Enquanto aguarda o desfecho das ações contra Fernando Collor, Rosane Malta segue fazendo planos. Quer virar empresária e começar a trabalhar. “Há um talento dentro de mim que não foi usado porque passei a vida somente acompanhando o Fernando”, diz. Rosane também pretende retomar a vida amorosa depois que deixar a mansão onde vive sozinha cercada por seguranças pagos pelo ex-presidente. “Ainda estou nessa casa porque se eu sair ele pode tomá-la de mim e me deixar até sem um lugar para morar. Mas quero me mudar para um apartamento sem lembranças do passado, que tenha a minha cara. Aqui fica difícil até encontrar um namorado”, planeja. Rosane diz que tem medo de viver na mansão e que não se sente confortável com o fato de os seguranças e o motorista que a servem serem escolhidos pelo ex-marido, com quem ela não fala há sete anos. “Não me sinto segura com essa situação. Por isso, sempre digo que se algo acontecer comigo a responsabilidade é dele”, diz.

A ex-primeira-dama do Brasil tornou-se evangélica e hoje passa os dias entre a academia, os cultos e as obras de caridade ligadas à igreja que frequenta. Segundo ela, a proximidade com a religião salvou sua vida. “Todo mundo sabe que quem se meteu no caminho do Fernando morreu. Vivas só restamos eu e a Cecília, que era macumbeira dele. Para mim, está claro que fui salva por Deus graças à minha proximidade com os evangélicos”, analisa ela. Uma vez por semana, ela organiza encontros com pastores e amigos na mansão onde mora.
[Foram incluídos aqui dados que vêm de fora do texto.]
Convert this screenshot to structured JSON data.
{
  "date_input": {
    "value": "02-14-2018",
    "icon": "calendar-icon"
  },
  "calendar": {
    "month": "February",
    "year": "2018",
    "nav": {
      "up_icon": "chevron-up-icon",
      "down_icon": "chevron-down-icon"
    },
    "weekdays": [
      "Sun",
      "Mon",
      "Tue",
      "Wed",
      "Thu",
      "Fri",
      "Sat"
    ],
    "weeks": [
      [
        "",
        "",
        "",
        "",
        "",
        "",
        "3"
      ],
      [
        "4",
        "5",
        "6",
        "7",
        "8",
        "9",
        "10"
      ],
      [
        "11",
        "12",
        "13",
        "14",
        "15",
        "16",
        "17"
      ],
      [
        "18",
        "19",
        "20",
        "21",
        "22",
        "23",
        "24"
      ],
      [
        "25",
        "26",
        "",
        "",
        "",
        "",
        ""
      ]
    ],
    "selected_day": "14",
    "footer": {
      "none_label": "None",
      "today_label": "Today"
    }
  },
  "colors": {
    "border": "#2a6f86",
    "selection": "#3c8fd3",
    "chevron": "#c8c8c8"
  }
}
Com uma vida que nem de longe lembra os luxos do tempo em que se dividia entre Miami, a Casa da Dinda e o Palácio da Alvorada, Rosane teve que aprender a fazer as contas na ponta do lápis e a viver com recursos que vão encurtando no fim do mês. Ela diz que já superou o pior e que agora dedica suas orações a pedir que o ex-marido cumpra as decisões judiciais que a favorecem. “Será minha chance de começar uma vida nova. Só quero o que a Justiça considerou meu direito. Nada mais.” O problema é que para reconstruir a vida ela terá de contar com a honestidade, a coragem e o empenho do Judiciário de Alagoas. Sua saga não parece estar perto do fim.